0

The user who tagged this as a duplicate missed the forest for the trees, and their suggested duplicate does not answer this question sufficiently.

Here's a sample of what this string might be:

<mobile_device><general><id>15</id><device_name>iPad</device_name><name>Timmy</name><asset_tag/><id>16</id><device_name>iPhone</device_name><name>Spike</name><asset_tag/></general></mobile_device>

I want to parse this somehow to only end up with:

<id>15</id><id>16</id>

So, remove everything that's not contained between an opening id tag and a closing id tag, and there could potentially be an infinite amount of tags. (Although a more realistic upper limit edge case would be 60,000) There will always be at least 1 pair of tags though.

I've been playing around with sed for this, but variations of this syntax haven't worked at all:

sed 's/.*\(<id>*</id>\).*//'

Many thanks in advance for any guidance!

iMatthewCM
  • 449
  • 2
  • 10
  • 21

6 Answers6

1

Assuming your data is in input.xml, here's a way using xmllint and a simple XPath query

$ cat input.xml | xmllint --xpath '//id' -
<id>15</id><id>16</id>

Here's something quick and dirty you can use to extract just the info between <id>...</id> if xmllint or a more appropriate tool isn't available.

$ cat input.xml | perl -pe 's/(<.?id.)/\n$1/g' | grep '^<id>' | sed -e 's/$/<\/id>/'

sed is fundamentally line-oriented, and it's hard to perform a substitution that includes a newline. tr on the other hand is fundamentally character-oriented.

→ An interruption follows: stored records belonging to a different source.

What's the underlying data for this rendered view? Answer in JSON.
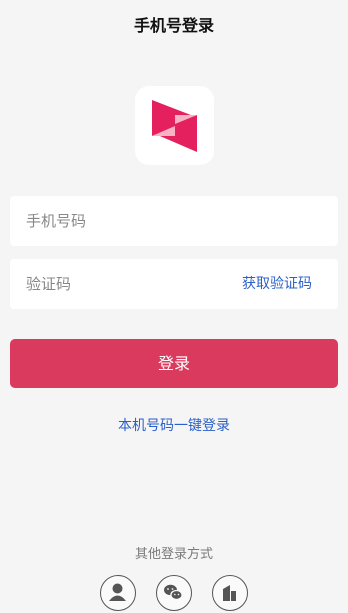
{
  "header": {
    "title": "手机号登录"
  },
  "brand": {
    "logo_icon": "bowtie-play-logo-icon",
    "primary_color": "#e5205f",
    "secondary_color": "#f5a3b8"
  },
  "form": {
    "phone_placeholder": "手机号码",
    "code_placeholder": "验证码",
    "get_code_label": "获取验证码",
    "login_label": "登录",
    "login_color": "#da3a5e"
  },
  "links": {
    "oneclick_label": "本机号码一键登录",
    "link_color": "#2b60c8"
  },
  "other_login": {
    "label": "其他登录方式",
    "options": [
      "person-icon",
      "wechat-icon",
      "building-icon"
    ]
  }
}
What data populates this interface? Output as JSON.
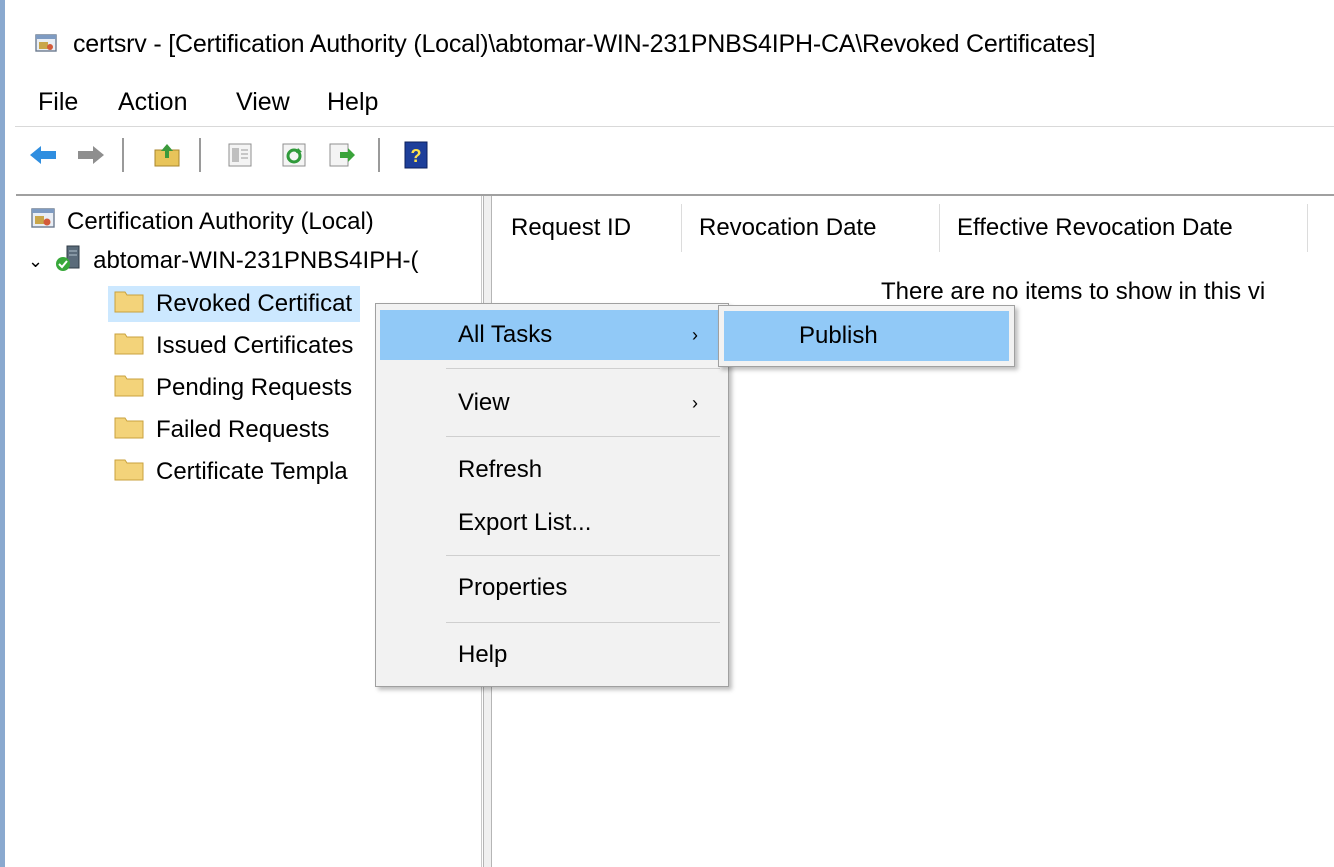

If we use perl to insert newlines in strategic places, then we can filter out just the lines that begin with <id> and add the matching </id> back again.

using xmllint --format is also a good low-complexity way to convert xml into pretty-printed xml which is easier to rip apart with line oriented tools if you can't get the xpath query right.

$ cat input.xml | xmllint --format - | grep '^\s*<id>'
Greg Nisbet
  • 6,710
  • 3
  • 25
  • 65
1

with sed it could look like this ...

echo "$STRING" | sed 's/<\/id>.*<id>/<\/id><id>/;s/<mobile_device><general>//;s/<device_.*_device>//;'

Output will look like this ...

<id>15</id><id>16</id>

how it works:
every thing between </id> and <id> gets removed via sed 's/<\/id>.*<id>/<\/id><id>/' .

then the <mobile_device> and <general> gets renoved via sed 's/<mobile_device><general>//'.

last but not least every thing between <device_name ... mobile_device> gets removed via sed 's/<device_.*_device>//'.

Hope this helps.

Mario
  • 679
  • 6
  • 10
  • Hey @suleiman thanks for that answer, with some easy modification this is going to work great :) I didn't list the entire XML file I'm parsing through, but I'll just add all of the extra tags on the back end. Thanks! – iMatthewCM Mar 20 '17 at 16:58
  • your welcome. glad I could help. – Mario Mar 20 '17 at 17:18
0

Your sed string looks like it is close to working, here are some adjustments:

sed 's=.*\(<id>.*</id>\).*=\1='
  • You need to pick a delimiting character that does not appear in the command expression. / is used in the closing </id>, so I used '=' instead.

  • Then * modifies the immediately proceeding Regular Expression to mean "0 or more". You had it following a >, which means '0 or more closin brackets'. The . represents any single characters and is what you really should use, so the parenthesized expression should now match an entire <id> field.

  • Finally, the \1 indicates that where you want the results of the first parenthesized subexpression to be placed in the result string.

This has some limitations for a general solution, but if you know there is only one ID field per line, it should serve.

Greg Tarsa
  • 1,622
  • 13
  • 18
0

Another in awk. Define both RSand ORS to > and read between the markers <id and </id:

$ awk 'BEGIN{RS=ORS=">"} /<id/,/<\/id/' file
<id>15</id><id>16</id>$

As ORS is > you need to add the final newline manually with printf:

$ awk 'BEGIN{RS=ORS=">"} /<id/,/<\/id/; END{printf "\n"}' file
<id>15</id><id>16</id>
$
James Brown
  • 36,089
  • 7
  • 43
  • 59
0

gawk can be a bit simpler:

awk '{print RT}' RS='<id>[^>]+>'
grail
  • 914
  • 6
  • 14
  • While this code snippet may solve the question, [including an explanation](http://meta.stackexchange.com/questions/114762/explaining-entirely-code-based-answers) really helps to improve the quality of your post. Remember that you are answering the question for readers in the future, and those people might not know the reasons for your code suggestion. – DimaSan Mar 15 '17 at 11:16
-1

if you have gawk

$ awk -v RS='</?id>' -v ORS='' '!(NR%2) {print pRT $0 RT} 
                                        {pRT=RT} 
                                 END    {printf "\n"}' file

of course you can hard code the tags in the print statements and remove RTs.

karakfa
  • 66,216
  • 7
  • 41
  • 56